I've been unknowingly reading Gabrielle Hamilton for years, in essay form in various publications. When Blood, Bones, and Butter debuted a few months ago, I finally put it together that this, this, and this(!) were all written by the same snappy, heartfelt lady. I WILL love this book, I can already tell, and look forward to the sunny day in the near future that I can lay outside and dig into it. (I don't however, like the title or the cover of this book. WHY, Gabrielle!? Those are three of my least favorite words, an unsettling illustration, and not my favorite color.)
I was blown sideways by this book. Never have a read a more dysfunctional, dynamic, and obsessive love story. This is the book that will stay with you, all wide eyed and surprisingly fulfilled by two characters living on raw emotion and little else. Charlie Smith's writing is wild and sprawling and his narrator, Billy, is an unforgettable loser--much like The Ask's Milo but with a less tasteful ego, if you can believe that. READ IT, then let's talk about it.
Hemingway crept into my life a few weeks ago without sufficient warning. I always shied away from his novels with a naive distaste for what I only assumed was overly masculine prose and content. However, this essay caught my interest for its cinematic accuracy, and then a bartender in Chicago (of all places, of all people) recommended The Sun Also Rises as somewhere to start. I later spent an entire Saturday dragging John from used bookstore to used bookstore on the west side before getting my hands on my own copy. It's a STUNNING read, so outrageously contemporary that I find myself underlining like a mad woman. This is the story of a group of American and British expats lounging around in Parisian cafes just like those cliched black and white photos from the same era. I haven't finished it yet, and while i don't look forward to the bull fighting portion, the Spanish nightlife and saucy romances will surely push me through.

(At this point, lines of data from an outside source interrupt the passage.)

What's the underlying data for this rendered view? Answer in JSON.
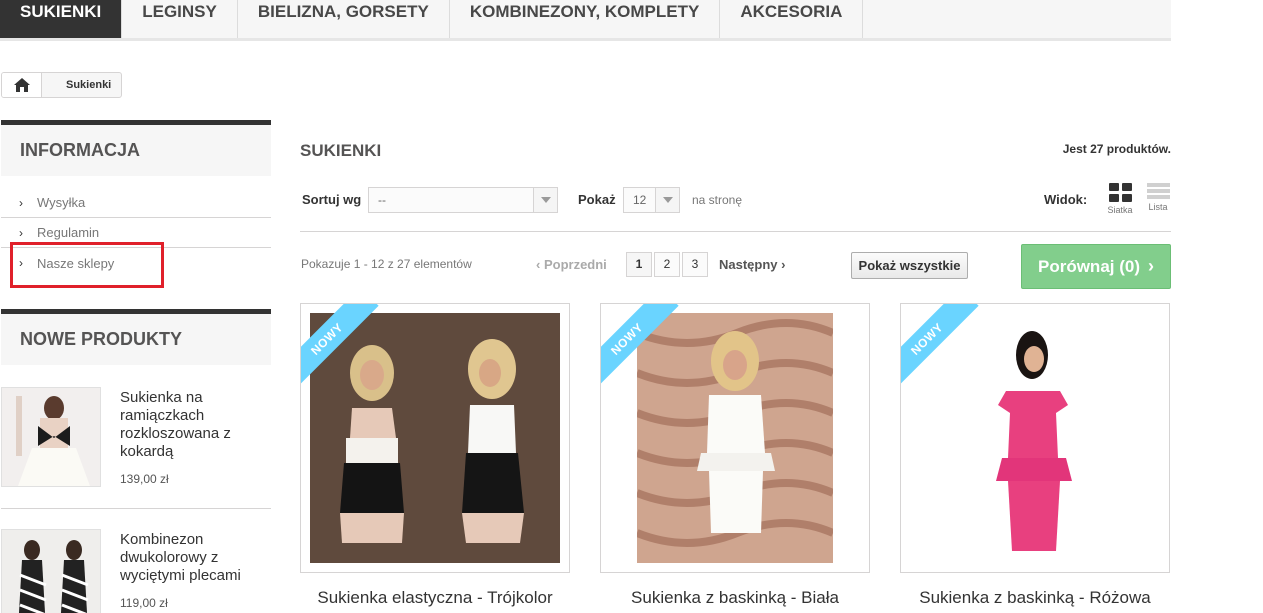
{
  "topmenu": {
    "items": [
      {
        "label": "SUKIENKI",
        "active": true
      },
      {
        "label": "LEGINSY",
        "active": false
      },
      {
        "label": "BIELIZNA, GORSETY",
        "active": false
      },
      {
        "label": "KOMBINEZONY, KOMPLETY",
        "active": false
      },
      {
        "label": "AKCESORIA",
        "active": false
      }
    ]
  },
  "breadcrumb": {
    "home_icon": "home-icon",
    "current": "Sukienki"
  },
  "sidebar": {
    "info_title": "INFORMACJA",
    "info_items": [
      "Wysyłka",
      "Regulamin",
      "Nasze sklepy"
    ],
    "highlighted_item": "Nasze sklepy",
    "highlight_color": "#e0202a",
    "new_title": "NOWE PRODUKTY",
    "new_products": [
      {
        "name": "Sukienka na ramiączkach rozkloszowana z kokardą",
        "price": "139,00 zł"
      },
      {
        "name": "Kombinezon dwukolorowy z wyciętymi plecami",
        "price": "119,00 zł"
      }
    ]
  },
  "main": {
    "heading": "SUKIENKI",
    "count_text": "Jest 27 produktów.",
    "sort_label": "Sortuj wg",
    "sort_value": "--",
    "show_label": "Pokaż",
    "show_value": "12",
    "per_page_text": "na stronę",
    "view_label": "Widok:",
    "view_grid": "Siatka",
    "view_list": "Lista",
    "results_text": "Pokazuje 1 - 12 z 27 elementów",
    "prev_label": "Poprzedni",
    "next_label": "Następny",
    "pages": [
      "1",
      "2",
      "3"
    ],
    "current_page": "1",
    "show_all": "Pokaż wszystkie",
    "compare_label": "Porównaj (0)",
    "compare_color": "#75c980",
    "ribbon_label": "NOWY",
    "ribbon_color": "#6ad4ff",
    "products": [
      {
        "name": "Sukienka elastyczna - Trójkolor"
      },
      {
        "name": "Sukienka z baskinką - Biała"
      },
      {
        "name": "Sukienka z baskinką - Różowa"
      }
    ]
  }
}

A better way of finding essays like The Hills are Like White Elephants than my current tactic of searching 'full text Hemingway' online. These little stories are packed with-- I'll say it again-- outrageously contemporary dialogue. Hemingway is blowing me away and I cannot get enough of these little cafe conversations taking place in Paris, Barcelona, Switzerland, Africa, Cuba, and Florida. This is the quintessential 'summer get-away' package, if I may be so cliche.
Alison lent me this book months ago with the most glowing of recommendations, yet I haven't picked it up. It's currently mocking me on my nightstand. Soon, Ali, I promise. It's on my summer list.
One of my favorite New York novels, I read this book the first month I lived here. I had a habit of reading books like this that year-- The Bell Jar, The Best of Everything, Goodbye to All That, The Dud Avocado, The Women's Room, The Women, Captoe's Breakfast at Tiffany's-- books about young girls moving to New York and usually getting really messed up over it. I LOVED books like this-- they solidified my motives and kept me company duing those first few months when I didn't know a soul. Next up? THE GROUP!
As perfect but slightly less iconic than Gatsby, Tender is the Night is an easy, escapist, intelligent book about Paris in the 20's. (Not unlike Hemingway's The Sun Also Rises, I'm suddenly realizing while typing this.) This is also his most autobiographical novel-- all tragedy and glorious heartbreak. As Fitzgerald himself wrote, "Gatsby was a tour de force, but this is a confession of faith."
Let's all read this, why not. Bossypants is the book that I will stay up all night finishing, I swear to you. It falls in line with my habit of reading self-indulgent-memoirs-written-by-strong-and-intelligent-women, but this one will be funny! Can't wait.